The warmest areas relative to regular have been throughout the japanese half of the state. It was the warmest April on report for Ocracoke based mostly on 37 years of information there. Wilmington had its 2nd-warmest April, trailing solely 2017. And Raleigh (tied for the Sixth-warmest), Greenville (tied for the Eighth-warmest), and Elizabeth Metropolis (tied for the Tenth-warmest) all had notably heat Aprils.
Our warmest climate occurred early within the month. On April 5 and 6, temperatures climbed into the mid-80s as upper-level excessive stress put us beneath an nearly tropical air mass. Within the Sandhills, Laurinburg climbed to 88°F, whereas within the Mountains, westerly Murphy reached 84°F on April 5 – its earliest day that heat since 2012.

A number of days later behind a chilly frontal passage, we had our coolest night time of the month. On April 10, low temperatures dipped into the 30s and even the higher 20s in some spots, together with at our ECONet station in Siler Metropolis.

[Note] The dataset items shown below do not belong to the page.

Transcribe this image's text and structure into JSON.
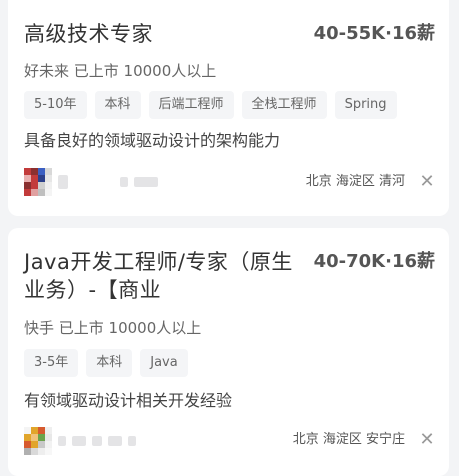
{
  "jobs": [
    {
      "title": "高级技术专家",
      "salary": "40-55K·16薪",
      "company": "好未来 已上市 10000人以上",
      "tags": [
        "5-10年",
        "本科",
        "后端工程师",
        "全栈工程师",
        "Spring"
      ],
      "description": "具备良好的领域驱动设计的架构能力",
      "location": "北京 海淀区 清河",
      "close_icon": "close-icon",
      "avatar_colors": [
        "#c23b3b",
        "#3b5fc2",
        "#e0e0e0",
        "#c23b3b"
      ]
    },
    {
      "title_line1": "Java开发工程师/专家（原生",
      "title_line2": "业务）-【商业",
      "salary": "40-70K·16薪",
      "company": "快手 已上市 10000人以上",
      "tags": [
        "3-5年",
        "本科",
        "Java"
      ],
      "description": "有领域驱动设计相关开发经验",
      "location": "北京 海淀区 安宁庄",
      "close_icon": "close-icon",
      "avatar_colors": [
        "#e1a52b",
        "#d65a2e",
        "#6ba34a",
        "#c9c9c9"
      ]
    }
  ]
}
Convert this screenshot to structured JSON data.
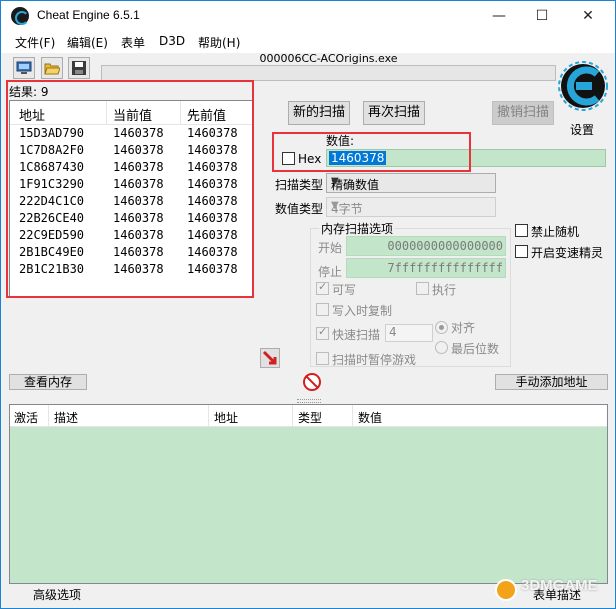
{
  "window": {
    "title": "Cheat Engine 6.5.1",
    "minimize": "—",
    "maximize": "☐",
    "close": "✕"
  },
  "menu": [
    "文件(F)",
    "编辑(E)",
    "表单",
    "D3D",
    "帮助(H)"
  ],
  "process": {
    "name": "000006CC-ACOrigins.exe",
    "progress_percent": 0
  },
  "logo": {
    "label": "设置"
  },
  "results": {
    "label": "结果: 9",
    "columns": [
      "地址",
      "当前值",
      "先前值"
    ],
    "rows": [
      [
        "15D3AD790",
        "1460378",
        "1460378"
      ],
      [
        "1C7D8A2F0",
        "1460378",
        "1460378"
      ],
      [
        "1C8687430",
        "1460378",
        "1460378"
      ],
      [
        "1F91C3290",
        "1460378",
        "1460378"
      ],
      [
        "222D4C1C0",
        "1460378",
        "1460378"
      ],
      [
        "22B26CE40",
        "1460378",
        "1460378"
      ],
      [
        "22C9ED590",
        "1460378",
        "1460378"
      ],
      [
        "2B1BC49E0",
        "1460378",
        "1460378"
      ],
      [
        "2B1C21B30",
        "1460378",
        "1460378"
      ]
    ]
  },
  "scan": {
    "new_scan": "新的扫描",
    "next_scan": "再次扫描",
    "undo_scan": "撤销扫描",
    "value_label": "数值:",
    "hex_label": "Hex",
    "value": "1460378",
    "scan_type_label": "扫描类型",
    "scan_type": "精确数值",
    "value_type_label": "数值类型",
    "value_type": "4字节"
  },
  "memory_options": {
    "title": "内存扫描选项",
    "start_label": "开始",
    "start_value": "0000000000000000",
    "stop_label": "停止",
    "stop_value": "7fffffffffffffff",
    "writable": "可写",
    "executable": "执行",
    "copy_on_write": "写入时复制",
    "fast_scan": "快速扫描",
    "fast_scan_value": "4",
    "alignment": "对齐",
    "last_digits": "最后位数",
    "pause_game": "扫描时暂停游戏"
  },
  "right_options": {
    "disable_random": "禁止随机",
    "speedhack": "开启变速精灵"
  },
  "buttons": {
    "view_memory": "查看内存",
    "add_address": "手动添加地址"
  },
  "address_list": {
    "columns": [
      "激活",
      "描述",
      "地址",
      "类型",
      "数值"
    ]
  },
  "status": {
    "advanced": "高级选项",
    "table_extras": "表单描述"
  },
  "watermark": "3DMGAME"
}
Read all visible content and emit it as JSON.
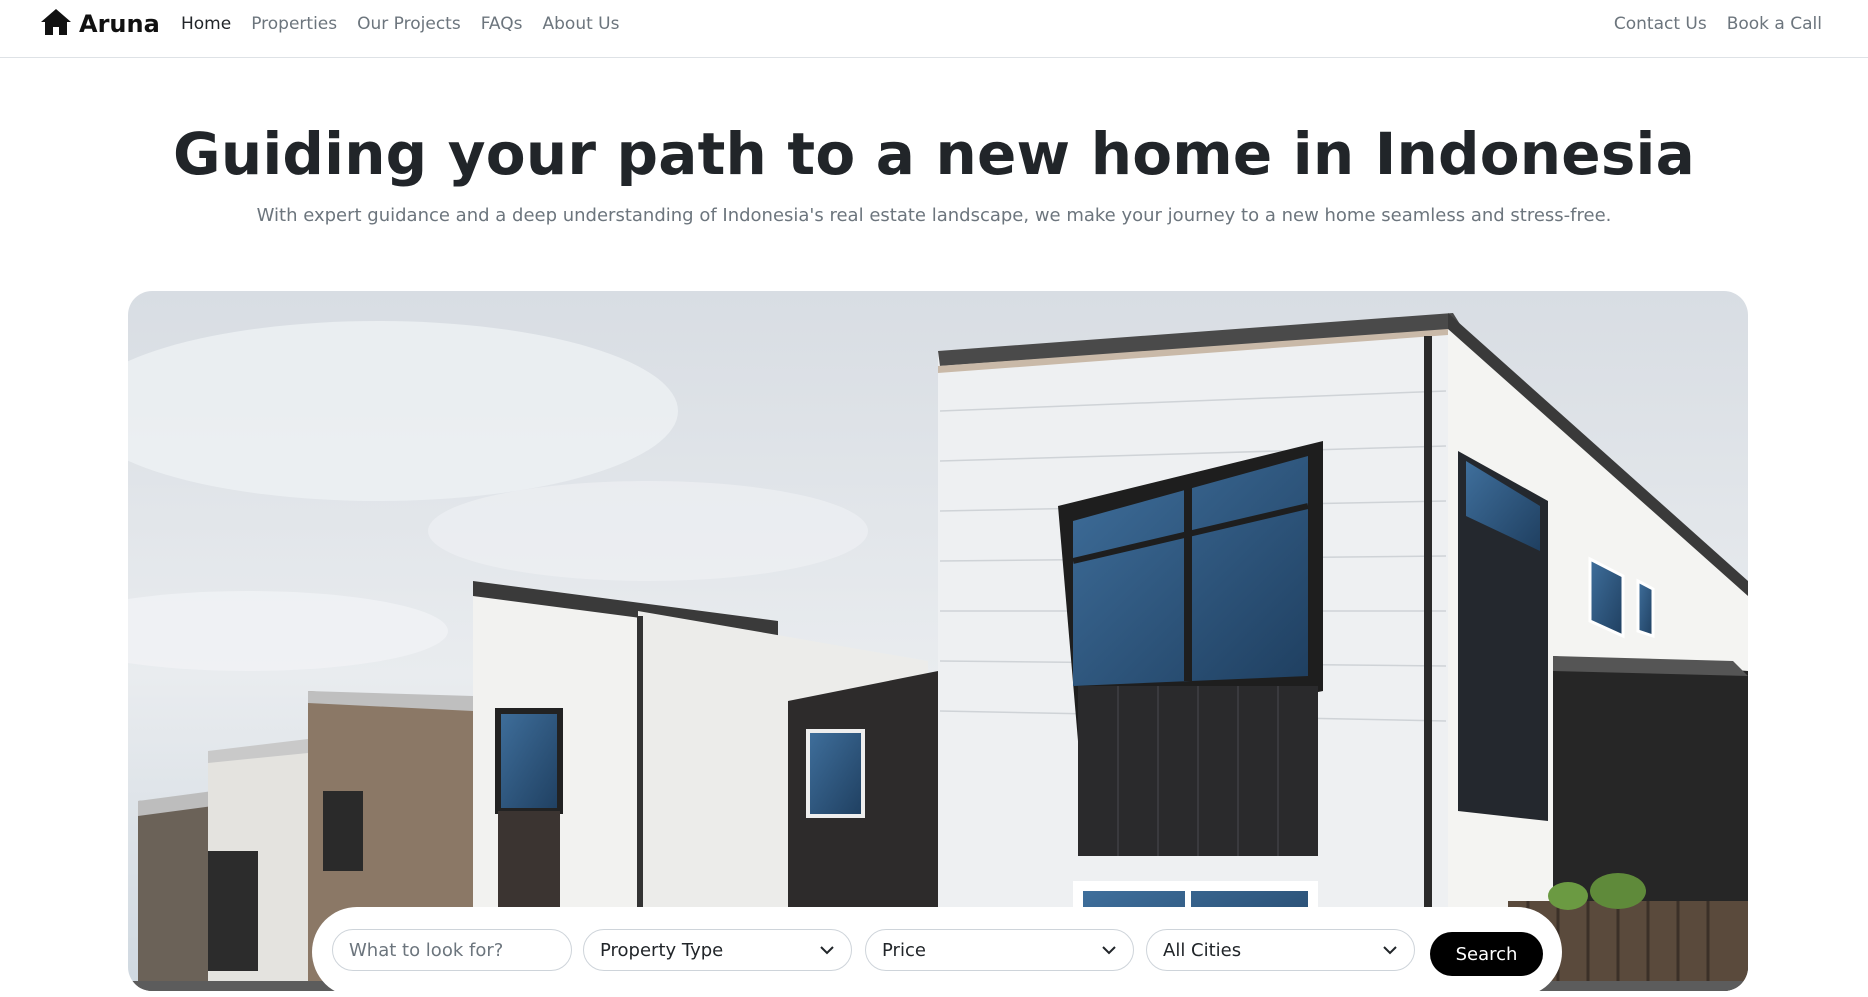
{
  "brand": {
    "name": "Aruna",
    "icon": "home-icon"
  },
  "nav": {
    "left": [
      {
        "label": "Home",
        "active": true
      },
      {
        "label": "Properties",
        "active": false
      },
      {
        "label": "Our Projects",
        "active": false
      },
      {
        "label": "FAQs",
        "active": false
      },
      {
        "label": "About Us",
        "active": false
      }
    ],
    "right": [
      {
        "label": "Contact Us"
      },
      {
        "label": "Book a Call"
      }
    ]
  },
  "hero": {
    "title": "Guiding your path to a new home in Indonesia",
    "subtitle": "With expert guidance and a deep understanding of Indonesia's real estate landscape, we make your journey to a new home seamless and stress-free."
  },
  "search": {
    "input_placeholder": "What to look for?",
    "property_type": "Property Type",
    "price": "Price",
    "city": "All Cities",
    "button_label": "Search"
  },
  "colors": {
    "accent": "#000000",
    "text_primary": "#212529",
    "text_muted": "#6c757d",
    "border": "#dee2e6"
  }
}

That lone cool night time didn’t trigger a lot injury to early-emerging crops, nevertheless it did barely set again the green-up of some vegetation, which extended the spring fireplace season even regardless of the frequent rainfall.
On that entrance, the most important occasion of the month was the Nice Lakes Fireplace at Croatan Nationwide Forest in Craven and Jones counties, which began on April 19 and shortly unfold throughout greater than 30,000 acres amid windy and fewer humid climate situations.

As of Could 1, the fireplace has burned 32,400 acres and is 63% contained. It’s the most important fireplace within the Croatan because the so-called Dad Fireplace that began on Father’s Day weekend in 2012. That occasion burned 21,331 acres in the identical areas as the present fireplace.
Statewide, that is the most important wildfire because the Evans Street Fireplace in 2008. That fireside burned and smoldered for a number of months that summer time throughout nearly 42,000 acres on the Pocosin Lakes Nationwide Wildlife Refuge, and at instances its smoke additionally precipitated poor air high quality even far inland.
Fortuitously, our late-April rains, together with a half-inch to an inch on the ultimate weekend of the month, helped elevate the water desk and saturate the bottom the place the organic-rich soils have been burning. However that wasn’t earlier than a number of smoky days with poor air high quality, together with uncommon Code Purple forecasts for very unhealthy situations in components of japanese North Carolina.